Results from long-term studies of women with HIV have been hitting the news, and some of the news is good. Those who start HAART amid advanced-stage HIV, or AIDS, can still snag good results, says the Women’s Interagency HIV Study (WIHS). The March report may encourage those who still think that folks launching HAART with CD4 counts below 200 won’t benefit.

The six-year study of 1,132 women HIVers focused on HAART virgins with CD4s below 200 and viral loads over 10,000. Almost half had previously suffered at least one opportunistic infection.

“The results were greater than we expected,” says principal investigator Kathryn Anastos, MD, of Montefiore Medical Center in the Bronx, New York.
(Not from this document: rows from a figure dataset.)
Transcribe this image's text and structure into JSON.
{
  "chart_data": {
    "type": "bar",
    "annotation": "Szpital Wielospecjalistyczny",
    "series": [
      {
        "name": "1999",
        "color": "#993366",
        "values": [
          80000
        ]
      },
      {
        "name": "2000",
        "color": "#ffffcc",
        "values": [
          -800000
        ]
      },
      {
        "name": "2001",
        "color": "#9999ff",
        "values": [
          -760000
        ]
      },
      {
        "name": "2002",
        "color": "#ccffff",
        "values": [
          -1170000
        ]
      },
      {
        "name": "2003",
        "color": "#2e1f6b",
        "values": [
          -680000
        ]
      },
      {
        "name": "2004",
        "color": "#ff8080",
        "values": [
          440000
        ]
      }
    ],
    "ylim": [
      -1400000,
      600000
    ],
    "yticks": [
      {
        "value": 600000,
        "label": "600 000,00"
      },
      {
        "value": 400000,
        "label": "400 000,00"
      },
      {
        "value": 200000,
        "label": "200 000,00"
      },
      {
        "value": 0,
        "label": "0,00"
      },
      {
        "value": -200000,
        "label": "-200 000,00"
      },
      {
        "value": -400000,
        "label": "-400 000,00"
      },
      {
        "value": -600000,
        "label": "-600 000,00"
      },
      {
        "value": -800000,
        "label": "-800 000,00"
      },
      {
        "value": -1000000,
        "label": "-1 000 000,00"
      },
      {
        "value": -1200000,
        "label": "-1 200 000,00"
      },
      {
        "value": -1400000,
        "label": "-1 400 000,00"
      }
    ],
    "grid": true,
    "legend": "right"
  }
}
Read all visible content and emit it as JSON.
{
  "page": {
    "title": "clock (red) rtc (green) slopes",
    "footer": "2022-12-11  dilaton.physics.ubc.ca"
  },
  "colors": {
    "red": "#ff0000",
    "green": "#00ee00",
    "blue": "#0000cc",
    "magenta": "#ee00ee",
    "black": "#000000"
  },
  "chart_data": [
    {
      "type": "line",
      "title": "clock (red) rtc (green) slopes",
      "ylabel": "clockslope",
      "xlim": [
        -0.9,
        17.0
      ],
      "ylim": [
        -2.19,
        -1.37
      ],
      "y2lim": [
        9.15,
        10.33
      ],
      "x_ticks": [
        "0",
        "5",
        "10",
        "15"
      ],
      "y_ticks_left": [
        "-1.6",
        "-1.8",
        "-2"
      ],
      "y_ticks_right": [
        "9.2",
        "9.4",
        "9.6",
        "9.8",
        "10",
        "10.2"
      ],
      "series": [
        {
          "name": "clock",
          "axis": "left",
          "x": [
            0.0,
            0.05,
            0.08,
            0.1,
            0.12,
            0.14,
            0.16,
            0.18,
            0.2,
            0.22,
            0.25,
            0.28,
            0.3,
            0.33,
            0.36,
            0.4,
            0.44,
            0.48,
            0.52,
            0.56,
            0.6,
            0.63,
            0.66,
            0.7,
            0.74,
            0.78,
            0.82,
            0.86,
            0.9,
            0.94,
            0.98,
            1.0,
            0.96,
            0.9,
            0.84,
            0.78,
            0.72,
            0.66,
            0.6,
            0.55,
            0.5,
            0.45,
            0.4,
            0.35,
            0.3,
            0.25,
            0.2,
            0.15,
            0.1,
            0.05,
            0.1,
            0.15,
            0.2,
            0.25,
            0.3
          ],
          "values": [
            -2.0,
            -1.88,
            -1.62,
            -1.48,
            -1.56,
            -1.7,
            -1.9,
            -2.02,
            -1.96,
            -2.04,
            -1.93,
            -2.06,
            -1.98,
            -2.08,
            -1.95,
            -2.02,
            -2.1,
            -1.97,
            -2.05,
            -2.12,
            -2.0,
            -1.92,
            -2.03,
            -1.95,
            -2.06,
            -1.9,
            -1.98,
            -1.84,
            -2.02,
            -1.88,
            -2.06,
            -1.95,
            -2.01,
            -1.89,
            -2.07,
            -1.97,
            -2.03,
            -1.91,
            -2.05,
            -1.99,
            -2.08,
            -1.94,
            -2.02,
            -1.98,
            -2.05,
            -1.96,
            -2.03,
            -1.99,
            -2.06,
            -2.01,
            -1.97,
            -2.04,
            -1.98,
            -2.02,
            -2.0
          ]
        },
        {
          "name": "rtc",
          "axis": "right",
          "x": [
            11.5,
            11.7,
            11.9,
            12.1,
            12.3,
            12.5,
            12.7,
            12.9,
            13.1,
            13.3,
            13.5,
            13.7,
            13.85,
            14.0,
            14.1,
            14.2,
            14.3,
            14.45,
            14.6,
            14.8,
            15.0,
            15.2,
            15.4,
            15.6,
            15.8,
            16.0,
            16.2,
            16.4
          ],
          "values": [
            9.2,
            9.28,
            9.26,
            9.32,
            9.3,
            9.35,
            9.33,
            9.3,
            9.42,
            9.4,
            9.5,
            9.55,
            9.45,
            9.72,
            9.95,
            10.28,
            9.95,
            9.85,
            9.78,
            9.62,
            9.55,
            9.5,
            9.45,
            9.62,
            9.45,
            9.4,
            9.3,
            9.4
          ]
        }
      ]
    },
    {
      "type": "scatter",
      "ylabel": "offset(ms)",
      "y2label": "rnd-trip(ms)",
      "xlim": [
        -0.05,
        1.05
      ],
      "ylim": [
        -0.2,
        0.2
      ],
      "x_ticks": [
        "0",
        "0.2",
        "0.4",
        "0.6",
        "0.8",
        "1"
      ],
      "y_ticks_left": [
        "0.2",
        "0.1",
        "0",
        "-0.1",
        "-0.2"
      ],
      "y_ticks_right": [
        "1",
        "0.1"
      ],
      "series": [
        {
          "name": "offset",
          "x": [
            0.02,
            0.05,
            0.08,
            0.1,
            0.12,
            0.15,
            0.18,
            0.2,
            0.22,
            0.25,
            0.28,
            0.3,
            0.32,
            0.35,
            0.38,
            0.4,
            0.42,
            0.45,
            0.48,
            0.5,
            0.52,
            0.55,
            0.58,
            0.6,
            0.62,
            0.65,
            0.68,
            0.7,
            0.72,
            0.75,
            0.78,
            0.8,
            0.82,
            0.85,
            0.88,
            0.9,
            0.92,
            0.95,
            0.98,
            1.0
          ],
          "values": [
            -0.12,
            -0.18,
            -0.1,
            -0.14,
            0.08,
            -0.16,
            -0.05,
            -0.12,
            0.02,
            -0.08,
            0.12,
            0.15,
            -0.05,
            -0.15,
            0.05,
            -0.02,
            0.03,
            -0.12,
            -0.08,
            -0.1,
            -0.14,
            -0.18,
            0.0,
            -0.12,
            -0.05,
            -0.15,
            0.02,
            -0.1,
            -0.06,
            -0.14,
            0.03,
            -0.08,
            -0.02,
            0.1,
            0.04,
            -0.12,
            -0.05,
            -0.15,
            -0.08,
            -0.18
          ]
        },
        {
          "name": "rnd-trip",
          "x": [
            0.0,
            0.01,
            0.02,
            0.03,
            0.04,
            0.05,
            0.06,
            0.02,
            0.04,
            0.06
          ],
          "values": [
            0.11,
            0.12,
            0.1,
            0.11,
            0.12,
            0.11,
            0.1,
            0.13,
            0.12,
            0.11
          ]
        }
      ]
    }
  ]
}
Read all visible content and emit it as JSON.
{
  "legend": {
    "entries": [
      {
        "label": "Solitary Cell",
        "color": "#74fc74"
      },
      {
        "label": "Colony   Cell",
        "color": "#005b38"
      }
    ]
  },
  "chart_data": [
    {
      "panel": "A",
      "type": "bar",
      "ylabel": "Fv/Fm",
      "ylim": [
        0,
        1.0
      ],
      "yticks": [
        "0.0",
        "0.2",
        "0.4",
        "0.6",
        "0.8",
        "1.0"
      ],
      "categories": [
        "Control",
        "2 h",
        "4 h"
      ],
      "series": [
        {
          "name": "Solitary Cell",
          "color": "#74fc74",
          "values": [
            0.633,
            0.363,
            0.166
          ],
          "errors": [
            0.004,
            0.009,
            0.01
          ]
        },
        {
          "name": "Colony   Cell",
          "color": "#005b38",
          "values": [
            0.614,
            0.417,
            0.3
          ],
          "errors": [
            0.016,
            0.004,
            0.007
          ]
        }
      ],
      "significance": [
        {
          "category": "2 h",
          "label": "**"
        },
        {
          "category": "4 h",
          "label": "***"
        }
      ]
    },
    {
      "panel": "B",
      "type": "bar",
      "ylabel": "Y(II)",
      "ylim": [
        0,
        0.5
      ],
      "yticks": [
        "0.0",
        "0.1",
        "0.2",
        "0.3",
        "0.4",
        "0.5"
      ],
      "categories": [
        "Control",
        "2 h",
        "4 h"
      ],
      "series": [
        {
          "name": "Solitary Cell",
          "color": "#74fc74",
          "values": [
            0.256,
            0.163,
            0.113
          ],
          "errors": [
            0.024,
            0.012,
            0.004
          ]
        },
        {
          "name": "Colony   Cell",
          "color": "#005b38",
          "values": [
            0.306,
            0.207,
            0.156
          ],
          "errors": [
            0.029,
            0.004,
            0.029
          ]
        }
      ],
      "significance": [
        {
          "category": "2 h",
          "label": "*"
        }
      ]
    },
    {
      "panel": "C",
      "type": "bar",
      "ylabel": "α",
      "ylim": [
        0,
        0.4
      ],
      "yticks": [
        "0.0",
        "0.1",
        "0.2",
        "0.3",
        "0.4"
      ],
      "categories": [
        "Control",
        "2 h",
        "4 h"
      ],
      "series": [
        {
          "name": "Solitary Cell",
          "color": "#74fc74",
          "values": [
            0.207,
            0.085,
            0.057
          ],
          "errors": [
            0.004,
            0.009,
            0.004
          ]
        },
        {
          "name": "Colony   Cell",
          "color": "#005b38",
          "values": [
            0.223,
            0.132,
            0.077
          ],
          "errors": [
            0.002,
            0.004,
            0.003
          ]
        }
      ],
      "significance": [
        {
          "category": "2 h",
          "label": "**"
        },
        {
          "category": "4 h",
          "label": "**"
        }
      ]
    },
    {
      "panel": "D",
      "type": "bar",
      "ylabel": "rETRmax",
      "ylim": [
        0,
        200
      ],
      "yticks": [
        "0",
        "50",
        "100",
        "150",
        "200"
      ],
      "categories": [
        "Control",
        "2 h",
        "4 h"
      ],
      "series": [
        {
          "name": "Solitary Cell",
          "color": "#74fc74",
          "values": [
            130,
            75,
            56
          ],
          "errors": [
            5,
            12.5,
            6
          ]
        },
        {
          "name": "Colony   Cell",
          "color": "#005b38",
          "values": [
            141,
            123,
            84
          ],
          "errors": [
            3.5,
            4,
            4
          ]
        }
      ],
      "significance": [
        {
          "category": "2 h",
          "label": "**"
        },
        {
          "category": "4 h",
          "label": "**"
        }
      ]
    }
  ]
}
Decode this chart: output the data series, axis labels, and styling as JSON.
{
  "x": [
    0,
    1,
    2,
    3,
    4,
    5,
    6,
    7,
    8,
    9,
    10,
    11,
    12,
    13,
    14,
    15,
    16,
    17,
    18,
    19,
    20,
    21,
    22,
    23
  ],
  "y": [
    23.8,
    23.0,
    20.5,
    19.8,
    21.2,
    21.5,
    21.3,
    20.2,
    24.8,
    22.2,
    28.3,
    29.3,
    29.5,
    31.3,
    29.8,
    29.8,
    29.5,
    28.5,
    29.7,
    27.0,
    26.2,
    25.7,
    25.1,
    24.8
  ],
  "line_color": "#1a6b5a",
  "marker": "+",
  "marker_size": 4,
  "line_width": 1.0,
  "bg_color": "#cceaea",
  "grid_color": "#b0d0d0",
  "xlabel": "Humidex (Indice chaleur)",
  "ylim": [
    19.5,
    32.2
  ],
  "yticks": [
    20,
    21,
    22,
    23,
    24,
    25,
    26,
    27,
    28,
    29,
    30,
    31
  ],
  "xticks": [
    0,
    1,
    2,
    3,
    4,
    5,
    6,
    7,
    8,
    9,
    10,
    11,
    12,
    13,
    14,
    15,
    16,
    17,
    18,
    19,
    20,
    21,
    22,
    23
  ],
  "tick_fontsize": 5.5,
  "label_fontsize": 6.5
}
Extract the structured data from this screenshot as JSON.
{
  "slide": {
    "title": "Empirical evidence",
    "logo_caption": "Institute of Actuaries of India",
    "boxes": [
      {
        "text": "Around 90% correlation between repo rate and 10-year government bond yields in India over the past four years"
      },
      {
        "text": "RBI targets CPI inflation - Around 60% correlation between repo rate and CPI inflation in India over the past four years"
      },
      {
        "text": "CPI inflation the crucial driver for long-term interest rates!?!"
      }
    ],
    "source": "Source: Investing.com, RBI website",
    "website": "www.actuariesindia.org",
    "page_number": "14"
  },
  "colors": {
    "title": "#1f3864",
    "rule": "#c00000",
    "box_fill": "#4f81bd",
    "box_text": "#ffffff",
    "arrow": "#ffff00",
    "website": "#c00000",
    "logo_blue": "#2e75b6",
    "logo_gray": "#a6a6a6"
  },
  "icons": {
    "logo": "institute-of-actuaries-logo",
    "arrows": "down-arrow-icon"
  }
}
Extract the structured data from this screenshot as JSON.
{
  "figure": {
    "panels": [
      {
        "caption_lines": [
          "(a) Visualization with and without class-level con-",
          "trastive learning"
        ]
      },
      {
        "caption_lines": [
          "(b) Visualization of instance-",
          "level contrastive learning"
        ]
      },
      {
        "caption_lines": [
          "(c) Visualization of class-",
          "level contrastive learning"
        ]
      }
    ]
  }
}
Eighty percent of the women pumped up their CD4s to 200 or more; within five years, 55 percent had surpassed 350. The upshot: In long-term treatment it’s the on-HAART, not pre-HAART, figure that counts.

Twenty percent of the women didn’t respond well to therapy—their CD4s stayed below 200. The reason remains a mystery, but the researchers point to poor adherence, drug resistance, active drug use and depression as common factors.

But the main theme is encouraging: “As long as the CD4 comes up above 200,” Anastos says, “the woman is protected, no matter where she started. It’s never too late to begin HAART.” She adds that the message applies to men as well.